Andrew Michelmore, chief executive of Zinifex and CEO-elect of the $10 billion merged group, said customers could provide additional capital and help de-risk overseas developments, but noted also that it wasalso politic to bring in customers.
Mr Michelmore's comments come as Chinese state-owned enterprises are becoming more aggressive in securing exposure to the massive raw materials needed to underpin China's fast-paced industrialisation.
BHP Billiton's $160 billion bid for Rio Tinto has spooked a Chinese steel industry worried about iron ore and coal supplies, and China's Chinalco has grabbed a 9 per cent stake in Rio in a move potentially aimed at derailing the merger.

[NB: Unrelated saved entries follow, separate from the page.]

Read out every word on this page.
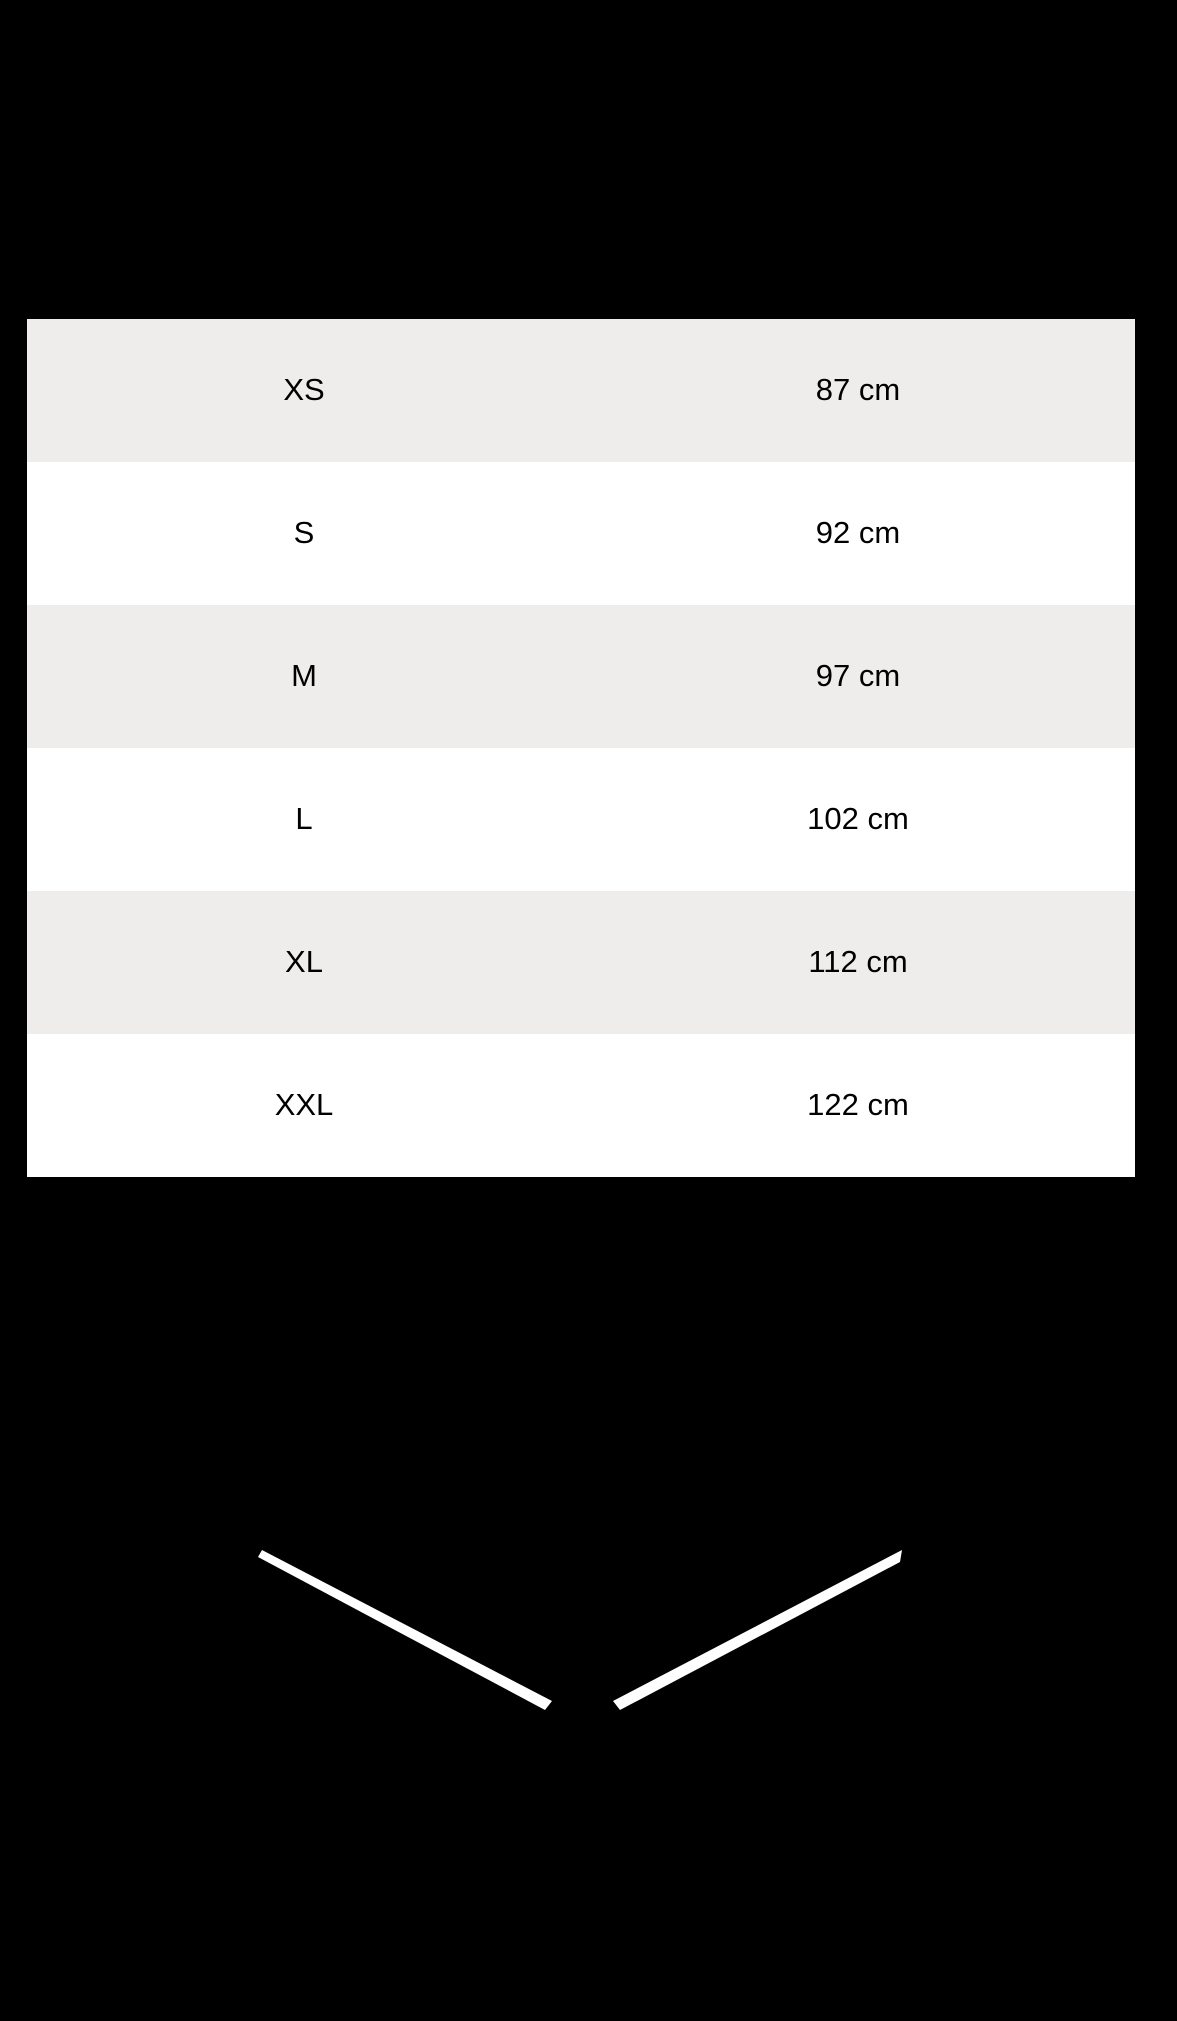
XS	87 cm
S	92 cm
M	97 cm
L	102 cm
XL	112 cm
XXL	122 cm
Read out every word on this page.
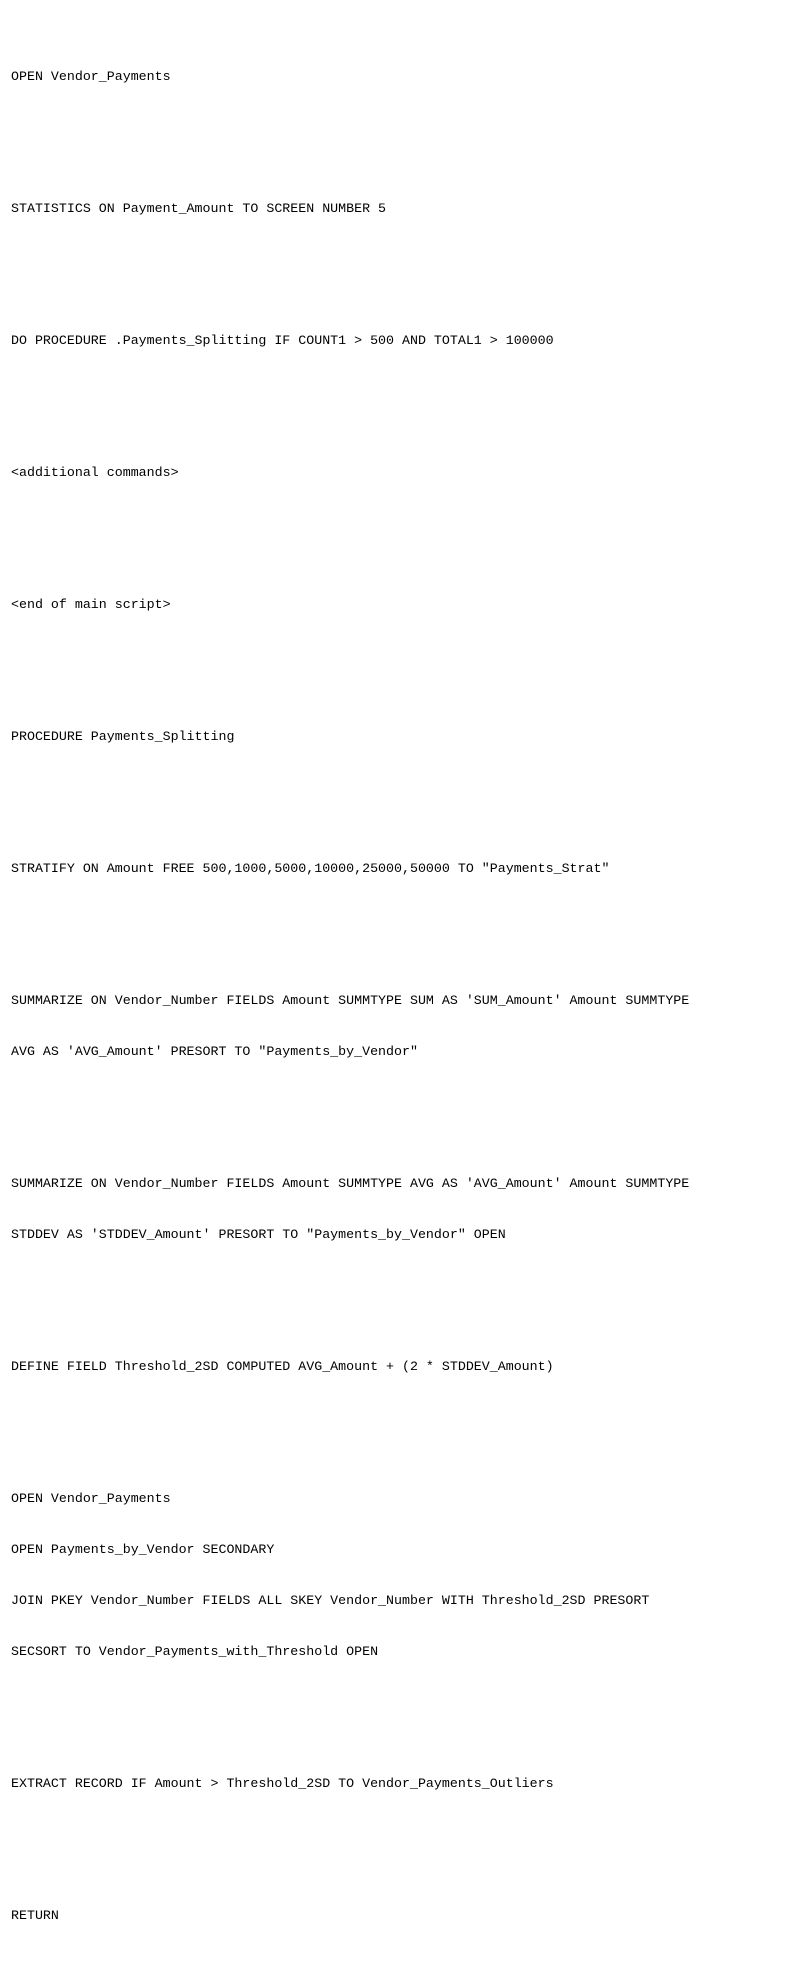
OPEN Vendor_Payments

STATISTICS ON Payment_Amount TO SCREEN NUMBER 5

DO PROCEDURE .Payments_Splitting IF COUNT1 > 500 AND TOTAL1 > 100000

<additional commands>

<end of main script>

PROCEDURE Payments_Splitting

STRATIFY ON Amount FREE 500,1000,5000,10000,25000,50000 TO "Payments_Strat"

SUMMARIZE ON Vendor_Number FIELDS Amount SUMMTYPE SUM AS 'SUM_Amount' Amount SUMMTYPE

AVG AS 'AVG_Amount' PRESORT TO "Payments_by_Vendor"

SUMMARIZE ON Vendor_Number FIELDS Amount SUMMTYPE AVG AS 'AVG_Amount' Amount SUMMTYPE

STDDEV AS 'STDDEV_Amount' PRESORT TO "Payments_by_Vendor" OPEN

DEFINE FIELD Threshold_2SD COMPUTED AVG_Amount + (2 * STDDEV_Amount)

OPEN Vendor_Payments

OPEN Payments_by_Vendor SECONDARY

JOIN PKEY Vendor_Number FIELDS ALL SKEY Vendor_Number WITH Threshold_2SD PRESORT

SECSORT TO Vendor_Payments_with_Threshold OPEN

EXTRACT RECORD IF Amount > Threshold_2SD TO Vendor_Payments_Outliers

RETURN
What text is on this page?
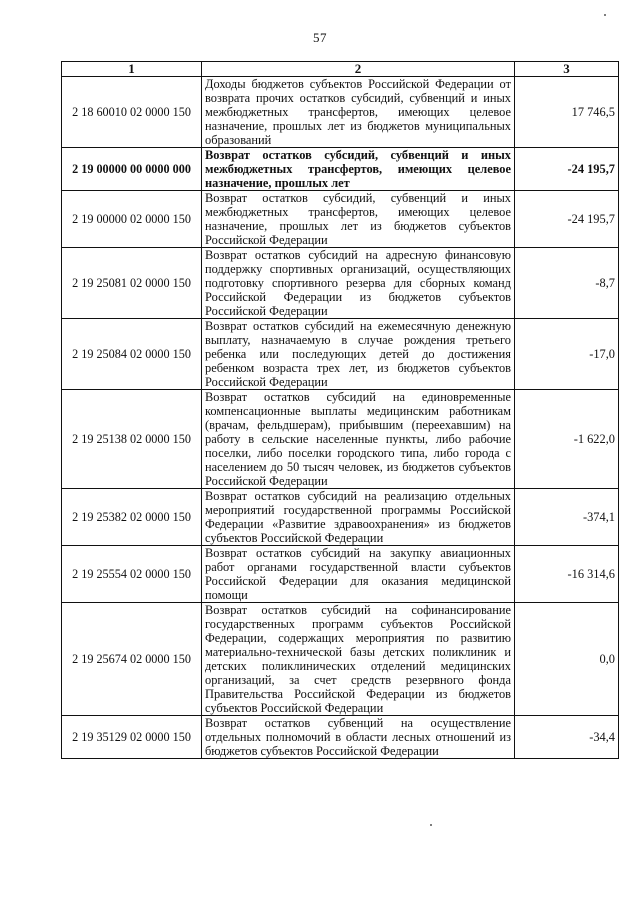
57
1	2	3
2 18 60010 02 0000 150	Доходы бюджетов субъектов Российской Федерации от возврата прочих остатков субсидий, субвенций и иных межбюджетных трансфертов, имеющих целевое назначение, прошлых лет из бюджетов муниципальных образований	17 746,5
2 19 00000 00 0000 000	Возврат остатков субсидий, субвенций и иных межбюджетных трансфертов, имеющих целевое назначение, прошлых лет	-24 195,7
2 19 00000 02 0000 150	Возврат остатков субсидий, субвенций и иных межбюджетных трансфертов, имеющих целевое назначение, прошлых лет из бюджетов субъектов Российской Федерации	-24 195,7
2 19 25081 02 0000 150	Возврат остатков субсидий на адресную финансовую поддержку спортивных организаций, осуществляющих подготовку спортивного резерва для сборных команд Российской Федерации из бюджетов субъектов Российской Федерации	-8,7
2 19 25084 02 0000 150	Возврат остатков субсидий на ежемесячную денежную выплату, назначаемую в случае рождения третьего ребенка или последующих детей до достижения ребенком возраста трех лет, из бюджетов субъектов Российской Федерации	-17,0
2 19 25138 02 0000 150	Возврат остатков субсидий на единовременные компенсационные выплаты медицинским работникам (врачам, фельдшерам), прибывшим (переехавшим) на работу в сельские населенные пункты, либо рабочие поселки, либо поселки городского типа, либо города с населением до 50 тысяч человек, из бюджетов субъектов Российской Федерации	-1 622,0
2 19 25382 02 0000 150	Возврат остатков субсидий на реализацию отдельных мероприятий государственной программы Российской Федерации «Развитие здравоохранения» из бюджетов субъектов Российской Федерации	-374,1
2 19 25554 02 0000 150	Возврат остатков субсидий на закупку авиационных работ органами государственной власти субъектов Российской Федерации для оказания медицинской помощи	-16 314,6
2 19 25674 02 0000 150	Возврат остатков субсидий на софинансирование государственных программ субъектов Российской Федерации, содержащих мероприятия по развитию материально-технической базы детских поликлиник и детских поликлинических отделений медицинских организаций, за счет средств резервного фонда Правительства Российской Федерации из бюджетов субъектов Российской Федерации	0,0
2 19 35129 02 0000 150	Возврат остатков субвенций на осуществление отдельных полномочий в области лесных отношений из бюджетов субъектов Российской Федерации	-34,4
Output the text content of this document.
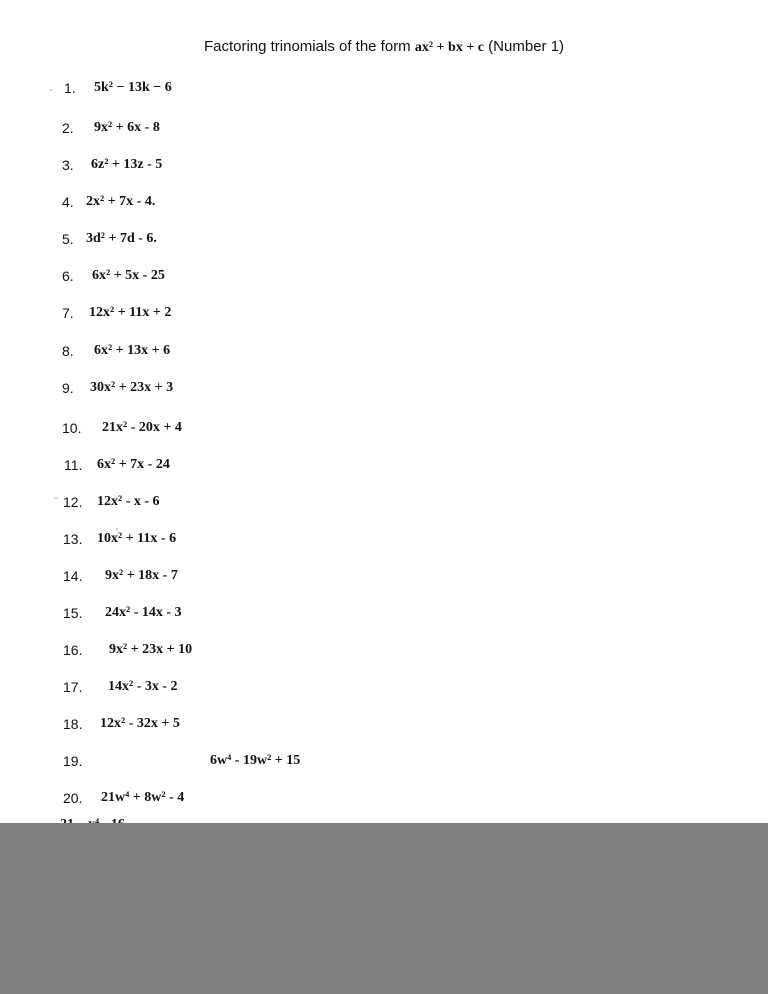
Factoring trinomials of the form ax² + bx + c (Number 1)
1. 5k² − 13k − 6
2. 9x² + 6x - 8
3. 6z² + 13z - 5
4. 2x² + 7x - 4.
5. 3d² + 7d - 6.
6. 6x² + 5x - 25
7. 12x² + 11x + 2
8. 6x² + 13x + 6
9. 30x² + 23x + 3
10. 21x² - 20x + 4
11. 6x² + 7x - 24
12. 12x² - x - 6
13. 10x² + 11x - 6
14. 9x² + 18x - 7
15. 24x² - 14x - 3
16. 9x² + 23x + 10
17. 14x² - 3x - 2
18. 12x² - 32x + 5
19.	6w⁴ - 19w² + 15
20. 21w⁴ + 8w² - 4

"What you are seeing with these huge companies is that they are growing to get control and concentration in the industry," Mr Michelmore said yesterday after addressing the Melbourne Mining Club.
"The customers, whether they are countries or large companies, are feeling that they are being squeezed."
He said customers did not view a merged Oxiana-Zinifex as a threat, especially as the company was largely focused on producing ore concentrates rather than controlling the value chain through to smelting.
That, he said, presented an opportunity to more closely align with customers, though Mr Michelmore said the company at this stage did not need to bring in customers on any of its existing projects.
"We have just started those initial talks," he said.
Mr Michelmore, a former head of WMC, earlier told the Mining Club that the big state-backed miners and sovereign wealth funds around the world were well aware of the strategic importance of scarce high-quality mineral assets.
And he noted that efforts by the likes of mining giants such as BHP and Brazil's Vale to seek mergers was a sign that the big corporates were also taking a bullish strategic view.
However, he said global capital markets were failing to factor in long-term strategic value.
Mr Michelmore worked with Russian aluminium oligarch Oleg Deripaska after BHP took over WMC in 2005. He said that gave him an insight into the long-term strategic thinking of the Russians, whom he described as "ferociously parochial and patriotic".
The looming appointment of Mr Michelmore to head the combined group has caused unease among Oxiana shareholders that their talismanic CEO, Owen Hegarty, will be retiring to be a non-executive director.
But Mr Michelmore yesterday stressed that Mr Hegarty would continue to be actively involved.
"We want Owen and he has said he wants to be involved," Mr Michelmore said, noting that he himself had been a pleased Oxiana shareholder over the past three to four years.